OGRE-Next  4.0.0unstable
Object-Oriented Graphics Rendering Engine
AZDO changes (Aproaching Zero Driver Overhead)

V2 and v1 objects

Because of the big overhaul that Ogre 2.0 Final went through, there were a lot of optimizations that were just incompatible with how the old code worked. On the other hand, removing the old code was unwise as there are a lot of features that haven't been ported to v2 interfaces yet.

The solution was to build a parallel system that runs alongside the old one; enclosing the old ones in the v1 namespace.

As a result, Entity got replaced by Item; and thus now to access them, you need to write v1::Entity and Item.

Some objects may have the same name but live in a different namespace and thus are not the same: v1::Mesh (defined in OgreMesh.h) and Mesh (defined in OgreMesh2.h)

Longevity of the v1 objects and deprecation

The initial plan was to remove all v1 functionality once they have their v2 counterpart.

However after evaluating community feedback and the tech involved; this isn't always the case as there is v1 functionality that will not be ported to v2 but is critical to several commercial business relying on OGRE. The following functionality that lives in the v1 namespace will remain to be supported:

  • Software Skinning: SW Skinning will not be ported to v2 because supporting it brings down overall efficiency and adds a disproportionate amount of complexity. However, this feature is relevant for applications wanting to skeletally animate models in a deterministic way regardless of the hardware and drivers it's running on, and read back the results from CPU very quickly. Therefore we will continue to support v1::Entity and v1::Skeleton.
  • Software Pose/Morph animations: The reasons are exactly the same as SW Skinning.
  • v1::Skeleton: The new v2 Skeletal animation system was written for animating large crowds with high performance; and replace the old system. However, after experimenting with the new system, while it is clear that it runs significantly faster; it became apparent that it is very difficult and inefficient to alter the bone hierarchy and its animations once it has been built and baked. In other words, v1 skeleton is very flexible for realtime editing, while v2 skeleton is very fast for playback. For this reason, we will continue to support v1 skeletons for a very long time. It is also possible to easily import v1 skeletons into v2 skeletons; which is very convenient for animation tools who may want the best performance once they switch to their "playback mode" (i.e. final rendering started) after the modeler finished editing the skeleton.

Render Queue

The RenderQueue has been completely refactored. It sorts based on a 64-bit hash which is calculated in RenderQueue::addRenderable. Mesh ID, material ID, texture hash, depth, macro and blend block IDs are taken into account[^13].

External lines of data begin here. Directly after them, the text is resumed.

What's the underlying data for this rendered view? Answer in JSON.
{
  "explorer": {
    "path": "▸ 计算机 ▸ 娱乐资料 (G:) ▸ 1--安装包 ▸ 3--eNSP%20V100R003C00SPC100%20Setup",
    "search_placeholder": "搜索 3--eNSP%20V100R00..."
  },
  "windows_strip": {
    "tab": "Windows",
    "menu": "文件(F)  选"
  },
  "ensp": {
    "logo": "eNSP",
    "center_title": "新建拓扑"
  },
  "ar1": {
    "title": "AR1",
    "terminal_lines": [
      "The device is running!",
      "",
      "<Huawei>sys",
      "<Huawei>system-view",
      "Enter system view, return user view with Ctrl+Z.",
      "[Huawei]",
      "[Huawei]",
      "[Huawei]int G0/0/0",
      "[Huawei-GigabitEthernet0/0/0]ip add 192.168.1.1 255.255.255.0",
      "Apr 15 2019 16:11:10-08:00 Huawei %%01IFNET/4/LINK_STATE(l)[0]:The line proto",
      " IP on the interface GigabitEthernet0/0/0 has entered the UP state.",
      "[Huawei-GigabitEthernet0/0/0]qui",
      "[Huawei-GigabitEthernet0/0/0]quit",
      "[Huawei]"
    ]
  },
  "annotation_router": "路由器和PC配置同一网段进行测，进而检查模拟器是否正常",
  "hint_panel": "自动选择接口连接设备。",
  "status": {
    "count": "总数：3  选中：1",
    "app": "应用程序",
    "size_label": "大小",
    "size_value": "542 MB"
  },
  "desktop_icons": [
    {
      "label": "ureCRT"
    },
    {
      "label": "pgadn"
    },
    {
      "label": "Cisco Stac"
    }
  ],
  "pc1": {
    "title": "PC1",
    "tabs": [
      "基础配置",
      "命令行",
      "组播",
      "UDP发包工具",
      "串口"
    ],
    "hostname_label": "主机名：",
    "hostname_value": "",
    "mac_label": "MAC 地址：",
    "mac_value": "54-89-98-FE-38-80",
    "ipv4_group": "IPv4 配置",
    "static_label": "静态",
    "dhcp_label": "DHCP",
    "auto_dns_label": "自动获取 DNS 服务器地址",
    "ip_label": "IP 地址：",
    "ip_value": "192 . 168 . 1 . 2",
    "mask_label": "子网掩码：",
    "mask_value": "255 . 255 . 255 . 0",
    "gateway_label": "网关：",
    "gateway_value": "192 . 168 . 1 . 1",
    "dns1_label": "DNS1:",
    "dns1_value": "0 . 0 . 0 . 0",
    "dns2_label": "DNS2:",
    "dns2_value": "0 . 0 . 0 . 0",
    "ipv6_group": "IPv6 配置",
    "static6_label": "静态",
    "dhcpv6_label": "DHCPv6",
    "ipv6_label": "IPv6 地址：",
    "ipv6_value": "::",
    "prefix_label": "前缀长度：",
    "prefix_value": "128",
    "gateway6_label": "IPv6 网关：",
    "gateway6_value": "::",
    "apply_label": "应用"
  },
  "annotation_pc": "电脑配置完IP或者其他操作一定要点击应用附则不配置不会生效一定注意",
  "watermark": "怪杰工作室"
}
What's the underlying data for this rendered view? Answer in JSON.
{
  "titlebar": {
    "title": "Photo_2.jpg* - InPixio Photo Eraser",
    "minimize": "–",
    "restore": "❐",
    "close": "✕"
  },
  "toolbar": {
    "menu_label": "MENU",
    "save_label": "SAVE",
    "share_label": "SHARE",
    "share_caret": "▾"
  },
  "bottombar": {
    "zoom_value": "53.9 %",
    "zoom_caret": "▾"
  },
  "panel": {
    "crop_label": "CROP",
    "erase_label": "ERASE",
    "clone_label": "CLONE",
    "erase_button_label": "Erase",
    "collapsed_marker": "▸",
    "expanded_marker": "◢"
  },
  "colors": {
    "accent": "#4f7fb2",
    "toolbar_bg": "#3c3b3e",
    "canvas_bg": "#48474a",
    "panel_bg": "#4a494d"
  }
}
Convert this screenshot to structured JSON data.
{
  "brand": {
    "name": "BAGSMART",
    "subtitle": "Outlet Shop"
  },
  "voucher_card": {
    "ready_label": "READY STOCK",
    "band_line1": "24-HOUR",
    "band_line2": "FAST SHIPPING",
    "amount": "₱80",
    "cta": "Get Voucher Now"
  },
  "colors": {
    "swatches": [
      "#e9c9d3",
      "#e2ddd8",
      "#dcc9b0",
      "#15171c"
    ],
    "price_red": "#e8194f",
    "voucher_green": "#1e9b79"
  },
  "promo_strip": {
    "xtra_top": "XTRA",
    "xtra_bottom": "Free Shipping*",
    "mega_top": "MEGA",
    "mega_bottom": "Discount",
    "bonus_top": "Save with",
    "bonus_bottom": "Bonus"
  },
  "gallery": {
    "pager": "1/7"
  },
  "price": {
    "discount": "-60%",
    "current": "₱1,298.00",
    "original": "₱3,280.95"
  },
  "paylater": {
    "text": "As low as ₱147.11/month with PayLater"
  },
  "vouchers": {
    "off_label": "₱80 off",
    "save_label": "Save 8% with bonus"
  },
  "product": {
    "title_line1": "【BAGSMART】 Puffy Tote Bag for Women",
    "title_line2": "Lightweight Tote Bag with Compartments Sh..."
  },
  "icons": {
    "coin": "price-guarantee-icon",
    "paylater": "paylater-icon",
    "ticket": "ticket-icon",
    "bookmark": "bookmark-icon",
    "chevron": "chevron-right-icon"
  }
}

Each RenderQueue ID can run in any of the following modes of operation:

  1. V1_LEGACY: It runs as closely as possible as Ogre 1.x ran. Only low level materials can work in this mode; and only v1 objects can be stored in RenderQueue IDs operating in this mode This mode of operation is not recommended for a large number of objects.
  2. V1_FAST: Certain obscures features from Ogre 1.x won't be available (i.e. the HW GlobalInstance buffer). The RenderQueue will first iterate through all objects, auto-instancing when possible; and updating the shader's constant and texture buffers; then using the Command Buffer all necessary state changes and draw calls. Only v1 objects can live in these RenderQueue Ids. Originally they could only use Hlms materials, but support for Low Level materials was later was added. Note that low level materials cannot be auto instanced.
  3. FAST: The new system. It's similar to V1_FAST. However, only v2 objects can be used. The API overhead is extremely low; and is more multicore-friendly because RenderQueue::addRenderable is executed in parallel.

You cannot mix v1 and v2 objects in the same RQ ID, however you can store them in different RQ IDs.

RQ Mode Object type Hlms materials Low Level materials
V1_LEGACY v1 NO YES
V1_FAST v1 YES YES
FAST v2 YES YES

It is not automatic. Placing a v2 object in a v1 queue or viceversa may result in Ogre raising a helpful exception, or an unhelpful crash (it is hard to track all sources of RQ missmatches); however with a debugger hooked, it can be easy to spot the problem by looking at the routine names (e.g. look at the v2/v1 suffixes) and the mVaoPerLod member being non empty (which indicates a v2 object), or the usage of Renderable::getRenderOperation and v1::RenderOperation, which indicates a v1 object.

See Ogre::RenderQueue remarks for the default render queue IDs.

You can change the render queue modes with the following snippet:

mSceneManager->getRenderQueue()->setRenderQueueMode(5,Ogre::RenderQueue::Modes::V1_FAST);
Entity*entity;
entity->setRenderQueueGroup(5);

In this example, it sets the queue ID 5 to V1_FAST, and later adds the entity to that queue. The RenderQueue mode can be changed later (however you will have to move the Entity out of the queue ID into another valid one by yourself, otherwise Ogre may crash)

The VaoManager

It got its name as it was originally developed to handle just VertexArrayObjects; which is a concept borrowed from OpenGL: a vao is an object that stores the vertex attribute definitions and its vertex and index buffer bindings.

However the VaoManager quickly evolved into a central low level memory management for GPU memory. The name just stuck on since. The VaoManager works by requesting a pool of GPU memory to the API by a fixed length, and will not request more GPU memory until the manager ran out of it.

This manager is responsible to create the Vertex, Index, Constant, Texture and Index Buffers, and does so by reserving a space from the same pool of memory available (when allowed by the API[^14])

This system is written under the assumption that the API performs no hazard tracking at all, thus making it an excellent choice for OpenGL 3/4+, DX12, and Mantle.

Dynamic buffers will allocate 3x more memory than requested to handle a triple buffer scheme and avoid stalls. Fences[^15] are frame-wide to reduce driver overhead. A user is expected to fill all the data again from a dynamic buffer; as it is not suitable for performing only partial updates.

To perform partial updates, use DEFAULT buffers, and update them via staging buffers (see Hlms PBS implementation)

[^13]: For more information, see Order your graphics draw calls around! (http://realtimecollisiondetection.net/blog/?p=86) and Rough sorting by Depth (http://aras-p.info/blog/2014/01/16/rough-sorting-by-depth/)